Ionic product of water `(K_(w)` is `10^(-14))` at `25^(@)C`. What is the dissociation constant of water and auto protonation constant of water?

To solve the question regarding the dissociation constant of water and the auto protonation constant of water at 25°C, we will follow these steps: ### Step 1: Understand the Dissociation of Water The dissociation of water can be represented by the equation: \[ H_2O \rightleftharpoons H^+ + OH^- \] The ionic product of water (\(K_w\)) at 25°C is given as \(10^{-14}\). ### Step 2: Write the Expression for the Dissociation Constant (\(K_d\)) The dissociation constant (\(K_d\)) for the reaction can be expressed as: \[ K_d = \frac{[H^+][OH^-]}{[H_2O]} \] Since the concentration of water remains relatively constant, we can substitute \(K_w\) into the equation: \[ K_d = \frac{K_w}{[H_2O]} \] ### Step 3: Calculate the Molar Concentration of Water The molarity of pure water at 25°C can be calculated using its density.
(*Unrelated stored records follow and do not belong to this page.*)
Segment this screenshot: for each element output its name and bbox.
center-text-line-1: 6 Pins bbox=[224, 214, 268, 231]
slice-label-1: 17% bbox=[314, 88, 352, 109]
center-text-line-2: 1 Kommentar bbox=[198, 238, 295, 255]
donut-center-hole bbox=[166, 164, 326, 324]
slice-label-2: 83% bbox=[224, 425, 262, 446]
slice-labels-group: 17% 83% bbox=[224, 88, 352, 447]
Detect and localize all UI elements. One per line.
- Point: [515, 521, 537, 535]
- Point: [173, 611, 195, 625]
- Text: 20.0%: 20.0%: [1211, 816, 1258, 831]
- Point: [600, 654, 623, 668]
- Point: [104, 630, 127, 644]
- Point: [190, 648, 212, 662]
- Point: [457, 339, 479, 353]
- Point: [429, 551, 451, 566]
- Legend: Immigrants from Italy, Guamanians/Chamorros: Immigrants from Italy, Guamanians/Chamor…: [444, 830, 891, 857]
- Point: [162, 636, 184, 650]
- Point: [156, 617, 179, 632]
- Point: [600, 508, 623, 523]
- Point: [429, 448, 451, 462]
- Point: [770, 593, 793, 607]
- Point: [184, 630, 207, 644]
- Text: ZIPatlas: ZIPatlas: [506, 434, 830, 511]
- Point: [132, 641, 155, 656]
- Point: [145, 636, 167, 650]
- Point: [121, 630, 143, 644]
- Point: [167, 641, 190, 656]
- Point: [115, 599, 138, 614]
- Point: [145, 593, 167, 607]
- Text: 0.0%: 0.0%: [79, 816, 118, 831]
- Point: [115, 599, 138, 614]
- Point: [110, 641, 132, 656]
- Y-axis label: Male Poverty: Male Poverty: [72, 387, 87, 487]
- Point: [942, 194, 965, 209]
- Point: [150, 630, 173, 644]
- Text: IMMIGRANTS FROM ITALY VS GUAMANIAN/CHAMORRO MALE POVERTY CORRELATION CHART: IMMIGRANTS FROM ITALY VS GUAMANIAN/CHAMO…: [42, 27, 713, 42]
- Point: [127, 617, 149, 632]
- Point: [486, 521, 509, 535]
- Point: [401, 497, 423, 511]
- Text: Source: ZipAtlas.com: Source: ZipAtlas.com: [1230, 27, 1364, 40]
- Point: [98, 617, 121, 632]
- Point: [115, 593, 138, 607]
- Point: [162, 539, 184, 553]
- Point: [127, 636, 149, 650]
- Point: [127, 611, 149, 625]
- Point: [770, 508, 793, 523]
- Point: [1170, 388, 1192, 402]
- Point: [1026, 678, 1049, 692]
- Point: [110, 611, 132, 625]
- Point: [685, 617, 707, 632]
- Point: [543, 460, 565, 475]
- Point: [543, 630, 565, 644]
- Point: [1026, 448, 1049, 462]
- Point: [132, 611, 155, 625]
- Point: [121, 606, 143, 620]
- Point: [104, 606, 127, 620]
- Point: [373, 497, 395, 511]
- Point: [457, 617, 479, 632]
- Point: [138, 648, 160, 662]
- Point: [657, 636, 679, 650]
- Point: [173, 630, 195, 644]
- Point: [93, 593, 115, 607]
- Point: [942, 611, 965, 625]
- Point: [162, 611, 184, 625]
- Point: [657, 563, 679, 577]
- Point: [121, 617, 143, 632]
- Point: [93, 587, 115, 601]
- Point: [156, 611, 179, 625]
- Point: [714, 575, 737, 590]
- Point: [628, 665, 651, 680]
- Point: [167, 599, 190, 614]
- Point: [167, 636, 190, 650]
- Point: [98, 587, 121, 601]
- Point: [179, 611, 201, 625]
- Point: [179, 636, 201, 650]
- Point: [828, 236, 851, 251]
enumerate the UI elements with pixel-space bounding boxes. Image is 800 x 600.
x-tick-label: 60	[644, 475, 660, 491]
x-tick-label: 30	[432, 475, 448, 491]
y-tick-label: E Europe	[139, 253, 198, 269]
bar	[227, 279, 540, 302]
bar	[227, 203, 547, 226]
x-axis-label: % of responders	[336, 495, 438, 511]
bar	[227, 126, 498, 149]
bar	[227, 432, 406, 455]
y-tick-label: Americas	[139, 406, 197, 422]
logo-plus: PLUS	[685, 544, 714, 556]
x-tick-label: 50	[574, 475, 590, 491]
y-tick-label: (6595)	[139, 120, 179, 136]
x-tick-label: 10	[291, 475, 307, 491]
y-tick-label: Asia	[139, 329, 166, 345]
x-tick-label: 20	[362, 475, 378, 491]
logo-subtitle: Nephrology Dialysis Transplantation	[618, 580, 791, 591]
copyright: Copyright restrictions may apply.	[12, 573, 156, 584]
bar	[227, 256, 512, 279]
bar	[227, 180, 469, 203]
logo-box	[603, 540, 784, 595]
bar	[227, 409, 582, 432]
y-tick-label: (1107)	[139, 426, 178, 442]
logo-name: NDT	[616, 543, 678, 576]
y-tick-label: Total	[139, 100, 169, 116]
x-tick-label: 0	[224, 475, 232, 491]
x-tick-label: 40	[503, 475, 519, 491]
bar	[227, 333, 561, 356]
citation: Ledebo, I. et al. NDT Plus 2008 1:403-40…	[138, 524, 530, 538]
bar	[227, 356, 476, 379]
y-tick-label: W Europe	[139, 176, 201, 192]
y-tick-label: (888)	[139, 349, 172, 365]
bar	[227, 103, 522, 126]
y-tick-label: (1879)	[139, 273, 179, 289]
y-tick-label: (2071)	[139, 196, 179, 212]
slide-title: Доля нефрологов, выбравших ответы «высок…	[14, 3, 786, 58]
Assuming the density of water is \(1 \, \text{g/mL}\): - 1 liter of water weighs approximately 1000 grams. - The molar mass of water is approximately \(18 \, \text{g/mol}\). Thus, the molarity of water (\([H_2O]\)) is: \[ [H_2O] = \frac{1000 \, \text{g}}{18 \, \text{g/mol}} \approx 55.56 \, \text{mol/L} \] ### Step 4: Substitute Values into the \(K_d\) Expression Now we can substitute the values into the \(K_d\) equation: \[ K_d = \frac{10^{-14}}{55.56} \] ### Step 5: Calculate \(K_d\) Perform the calculation: \[ K_d \approx \frac{10^{-14}}{55.56} \approx 1.8 \times 10^{-16} \] ### Step 6: Determine the Auto Protonation Constant (\(K_{ap}\)) The auto protonation of water can be represented as: \[ 2H_2O \rightleftharpoons H_3O^+ + OH^- \] The expression for the auto protonation constant (\(K_{ap}\)) is: \[ K_{ap} = \frac{[H_3O^+][OH^-]}{[H_2O]^2} \] Since \([H_3O^+][OH^-] = K_w\), we can write: \[ K_{ap} = \frac{K_w}{[H_2O]^2} \] ### Step 7: Substitute Values into the \(K_{ap}\) Expression Substituting the known values: \[ K_{ap} = \frac{10^{-14}}{(55.56)^2} \] ### Step 8: Calculate \(K_{ap}\) Perform the calculation: \[ K_{ap} \approx \frac{10^{-14}}{3086.49} \approx 3.24 \times 10^{-17} \] ### Final Answers - The dissociation constant of water (\(K_d\)) is approximately \(1.8 \times 10^{-16}\). - The auto protonation constant of water (\(K_{ap}\)) is approximately \(3.24 \times 10^{-18}\).